Outer space is the stuff of dreams: many people are inspired by the potential opportunities of future space travel, and the potential for space to unlock the solutions to huge problems such as energy, climate change and overpopulation. The initial landing on the moon in 1969 was a seminal moment for humanity. There have now been humans in space continuously on the International Space Station since 2000; and through the Artemis program, NASA are seeking to return to the Moon and deploy innovative technologies to explore more of the lunar surface than ever before. Technology is key to realizing these dreams and building the future of space.

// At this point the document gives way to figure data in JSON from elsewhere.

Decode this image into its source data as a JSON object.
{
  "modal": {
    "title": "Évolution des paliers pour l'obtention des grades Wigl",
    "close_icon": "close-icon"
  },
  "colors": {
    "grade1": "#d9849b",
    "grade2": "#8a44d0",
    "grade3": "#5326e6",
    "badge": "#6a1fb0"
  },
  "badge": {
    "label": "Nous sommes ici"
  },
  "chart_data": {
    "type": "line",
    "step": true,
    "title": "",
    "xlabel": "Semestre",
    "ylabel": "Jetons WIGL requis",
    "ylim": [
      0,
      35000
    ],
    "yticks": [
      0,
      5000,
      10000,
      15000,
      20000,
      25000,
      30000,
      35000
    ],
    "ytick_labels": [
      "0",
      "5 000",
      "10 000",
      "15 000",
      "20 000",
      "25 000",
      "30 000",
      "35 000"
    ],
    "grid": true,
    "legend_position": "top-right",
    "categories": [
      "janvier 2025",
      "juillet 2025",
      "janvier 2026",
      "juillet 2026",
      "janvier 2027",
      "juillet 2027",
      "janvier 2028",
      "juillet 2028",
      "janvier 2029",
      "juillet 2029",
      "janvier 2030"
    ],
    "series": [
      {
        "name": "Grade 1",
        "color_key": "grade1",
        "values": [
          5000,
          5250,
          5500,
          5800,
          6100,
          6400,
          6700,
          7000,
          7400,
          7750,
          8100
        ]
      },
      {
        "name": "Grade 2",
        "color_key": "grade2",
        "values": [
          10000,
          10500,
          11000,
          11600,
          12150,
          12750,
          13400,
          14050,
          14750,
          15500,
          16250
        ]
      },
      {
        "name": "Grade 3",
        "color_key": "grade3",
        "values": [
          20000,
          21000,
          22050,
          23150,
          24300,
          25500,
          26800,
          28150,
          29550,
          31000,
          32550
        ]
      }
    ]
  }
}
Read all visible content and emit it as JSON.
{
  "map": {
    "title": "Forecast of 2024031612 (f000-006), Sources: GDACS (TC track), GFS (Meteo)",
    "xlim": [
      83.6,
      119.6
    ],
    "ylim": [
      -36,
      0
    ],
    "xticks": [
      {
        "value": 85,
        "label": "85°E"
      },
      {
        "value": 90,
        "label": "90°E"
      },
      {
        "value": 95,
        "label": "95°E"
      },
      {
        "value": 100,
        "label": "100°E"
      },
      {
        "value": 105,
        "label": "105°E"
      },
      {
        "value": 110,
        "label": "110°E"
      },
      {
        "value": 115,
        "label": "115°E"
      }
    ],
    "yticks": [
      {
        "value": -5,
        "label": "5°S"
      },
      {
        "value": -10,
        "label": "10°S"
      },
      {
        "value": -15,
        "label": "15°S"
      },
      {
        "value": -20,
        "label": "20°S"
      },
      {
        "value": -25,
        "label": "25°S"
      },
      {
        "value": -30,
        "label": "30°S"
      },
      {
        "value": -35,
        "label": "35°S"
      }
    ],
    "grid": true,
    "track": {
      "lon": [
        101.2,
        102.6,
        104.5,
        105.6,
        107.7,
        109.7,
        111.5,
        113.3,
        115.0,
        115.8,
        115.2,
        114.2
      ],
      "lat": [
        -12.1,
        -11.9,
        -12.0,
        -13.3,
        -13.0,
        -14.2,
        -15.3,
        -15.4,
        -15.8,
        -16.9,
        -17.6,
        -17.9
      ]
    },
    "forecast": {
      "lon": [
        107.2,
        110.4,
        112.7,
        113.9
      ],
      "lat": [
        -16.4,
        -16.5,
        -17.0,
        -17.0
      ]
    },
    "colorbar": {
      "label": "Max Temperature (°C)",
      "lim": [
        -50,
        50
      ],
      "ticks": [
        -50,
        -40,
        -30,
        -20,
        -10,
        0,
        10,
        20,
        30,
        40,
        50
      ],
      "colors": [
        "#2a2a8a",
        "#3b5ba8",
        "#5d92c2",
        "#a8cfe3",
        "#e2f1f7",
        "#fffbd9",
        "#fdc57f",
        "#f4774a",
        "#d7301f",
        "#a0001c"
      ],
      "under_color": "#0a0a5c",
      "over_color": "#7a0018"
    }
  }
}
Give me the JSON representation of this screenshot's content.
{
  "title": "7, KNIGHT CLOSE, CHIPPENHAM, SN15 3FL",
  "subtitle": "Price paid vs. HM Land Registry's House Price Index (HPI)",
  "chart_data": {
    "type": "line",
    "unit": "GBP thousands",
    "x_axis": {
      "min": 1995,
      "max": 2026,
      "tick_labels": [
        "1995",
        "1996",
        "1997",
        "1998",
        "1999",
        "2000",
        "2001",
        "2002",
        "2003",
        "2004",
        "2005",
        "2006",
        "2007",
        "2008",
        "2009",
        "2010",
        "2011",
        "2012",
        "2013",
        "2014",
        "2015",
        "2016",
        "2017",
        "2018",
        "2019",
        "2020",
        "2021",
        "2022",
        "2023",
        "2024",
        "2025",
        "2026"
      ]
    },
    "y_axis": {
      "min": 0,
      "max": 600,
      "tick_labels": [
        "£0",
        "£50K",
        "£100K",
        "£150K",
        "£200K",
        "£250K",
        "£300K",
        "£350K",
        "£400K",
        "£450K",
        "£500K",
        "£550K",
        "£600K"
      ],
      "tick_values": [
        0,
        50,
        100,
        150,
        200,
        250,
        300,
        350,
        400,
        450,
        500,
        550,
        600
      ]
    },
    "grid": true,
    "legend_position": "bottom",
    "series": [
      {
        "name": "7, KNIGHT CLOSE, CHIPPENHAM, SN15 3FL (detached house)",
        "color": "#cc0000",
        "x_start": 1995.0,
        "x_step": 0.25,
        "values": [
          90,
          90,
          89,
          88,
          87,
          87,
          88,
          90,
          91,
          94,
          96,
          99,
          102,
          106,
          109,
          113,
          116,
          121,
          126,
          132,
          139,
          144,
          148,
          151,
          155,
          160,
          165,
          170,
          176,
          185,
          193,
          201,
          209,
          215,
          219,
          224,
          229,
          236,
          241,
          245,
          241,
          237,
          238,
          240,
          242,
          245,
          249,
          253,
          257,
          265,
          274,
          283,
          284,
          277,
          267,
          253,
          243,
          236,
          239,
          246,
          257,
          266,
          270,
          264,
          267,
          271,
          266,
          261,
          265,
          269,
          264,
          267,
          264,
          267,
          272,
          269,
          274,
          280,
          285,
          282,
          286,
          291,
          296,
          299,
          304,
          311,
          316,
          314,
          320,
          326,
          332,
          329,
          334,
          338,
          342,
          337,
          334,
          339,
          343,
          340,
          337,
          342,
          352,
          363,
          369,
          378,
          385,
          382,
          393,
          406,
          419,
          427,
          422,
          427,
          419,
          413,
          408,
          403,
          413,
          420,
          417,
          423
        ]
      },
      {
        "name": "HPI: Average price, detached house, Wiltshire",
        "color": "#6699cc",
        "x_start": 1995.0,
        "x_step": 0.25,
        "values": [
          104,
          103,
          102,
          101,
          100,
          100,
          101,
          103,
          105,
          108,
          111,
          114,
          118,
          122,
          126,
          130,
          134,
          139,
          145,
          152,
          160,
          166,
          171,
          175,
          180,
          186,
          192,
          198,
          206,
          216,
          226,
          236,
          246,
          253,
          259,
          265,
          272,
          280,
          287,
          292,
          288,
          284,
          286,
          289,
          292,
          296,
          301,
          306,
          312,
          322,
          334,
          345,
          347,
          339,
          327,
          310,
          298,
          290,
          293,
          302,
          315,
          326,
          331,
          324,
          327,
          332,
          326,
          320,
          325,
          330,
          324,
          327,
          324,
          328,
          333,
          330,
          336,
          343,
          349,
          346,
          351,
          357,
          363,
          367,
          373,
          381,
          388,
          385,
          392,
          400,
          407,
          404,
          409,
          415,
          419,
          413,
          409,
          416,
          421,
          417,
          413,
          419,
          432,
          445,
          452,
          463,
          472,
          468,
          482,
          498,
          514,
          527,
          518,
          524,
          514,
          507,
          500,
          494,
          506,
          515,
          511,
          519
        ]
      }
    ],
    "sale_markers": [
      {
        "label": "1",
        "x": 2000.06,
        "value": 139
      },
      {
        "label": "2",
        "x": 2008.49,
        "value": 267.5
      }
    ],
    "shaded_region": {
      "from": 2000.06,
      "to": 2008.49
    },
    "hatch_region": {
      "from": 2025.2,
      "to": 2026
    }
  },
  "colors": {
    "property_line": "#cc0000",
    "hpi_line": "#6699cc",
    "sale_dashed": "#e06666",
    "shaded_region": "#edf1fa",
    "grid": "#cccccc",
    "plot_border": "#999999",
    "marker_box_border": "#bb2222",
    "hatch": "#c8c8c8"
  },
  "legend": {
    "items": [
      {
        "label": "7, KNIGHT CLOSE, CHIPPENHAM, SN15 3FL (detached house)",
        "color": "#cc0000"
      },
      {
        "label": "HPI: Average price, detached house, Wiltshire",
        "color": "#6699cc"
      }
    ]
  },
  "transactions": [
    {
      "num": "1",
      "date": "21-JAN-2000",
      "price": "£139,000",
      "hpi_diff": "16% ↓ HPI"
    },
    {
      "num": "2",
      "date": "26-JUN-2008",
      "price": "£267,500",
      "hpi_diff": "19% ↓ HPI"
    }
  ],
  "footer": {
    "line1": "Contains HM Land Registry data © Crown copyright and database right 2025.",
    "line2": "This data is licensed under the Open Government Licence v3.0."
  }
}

So which technologies are we talking about? Well, all sorts of technologies could be useful in space in future or will be affected by what is happening in space. There are a number of ‘upstream’ technologies which together create the ability to launch rockets, maneuver, and land (radar, energy and propulsion technologies, robotics, software, automation, sensors, semiconductors, robust materials, ground stations, control systems, and position, navigation and timing (PNT) technologies), and ‘downstream’ technologies which use satellites in orbit to deliver their effects on Earth, such as satellite telecommunications, mapping and navigation technologies and data analytics. Collecting and selling space-derived data, such as Earth observations, is key to many businesses in industries such as agriculture and to monitoring environmental change. Defence also increasingly relies on space-derived intelligence.

In future emerging technologies such as artificial intelligence, edge computing, synthetic biology, novel materials, nanotechnology, quantum technologies, 3D printing, and the rapidly expanding Internet of Things (connected devices) will all be relevant to the developing space ecosystem. An often forgotten – but crucial – element will be the application of human sciences – social and behavioral science – to develop models for cooperation, fair use and ultimately enable humans to live in space communities. We could see within the next decade the emergence and scaling of space-based semiconductor, pharmaceuticals, and medical devices manufacturing, benefitting from low-gravity environment to create molecular structures not possible on Earth. Improvements in novel materials could build modular solar panels in space, transmitting energy at scale back to Earth: while we might see the emergence of giant data centers in space to store the vast amounts of data being generated (benefitting from naturally low temperatures).  The possibilities are endless.

What do we need to get there?

Firstly, many of these technologies are being developed for other sectors and by a mixture of private and public sector organisations. The space sector doesn’t need to reinvent the wheel: it needs to tap into and leverage the work going on in other sectors and understand how to shape it for the future needs of space – there are strong synergies with technologies being deployed in the oceans, aviation, and the Antarctic, for example. Much of the expertise lies outside the ‘space’ sector and may not even realize their work has relevance in space. This needs investment in coordinating and communications and creating opportunities for cross-sector and multi-disciplinary collaborations.

Secondly, having a clear vision for the future helps to set the right direction of travel, and bring people along on the journey.  Creating and sharing technology roadmaps helps everyone to understand how future technologies might converge and be integrated into future capabilities. Taking an outcome- focused approach to building new space capabilities can galvanize people around solving a common problem set – for example a well-funded and high-profile multinational challenge to create a deployable, scaled and safe space debris removal capability by 2035 could inspire some brilliant innovation, both in technology and in international co-operation and regulation.

Finally, technology is not usually cheap at scale: it is one thing to put small amounts of money into finding and exploring initial ideas and creating proof-of-concepts; but quite another to find the scale of investment needed to scale up and deploy a fully mature capability. This is a classic ‘Valley of Death’ problem, and many private investors are starting to invest in space, but the sector is still seen as long-term and high-risk (as compared to other technology applications of AI in other sectors, which might be an easier investor proposition). Governments can play a key role as first customer and investor, perhaps with novel commercial and public ownership models.

There are huge opportunities in space, which can benefit all of humanity globally. But private sector and public sector organisations alike, around the world, will need to work together to turn this into a reality.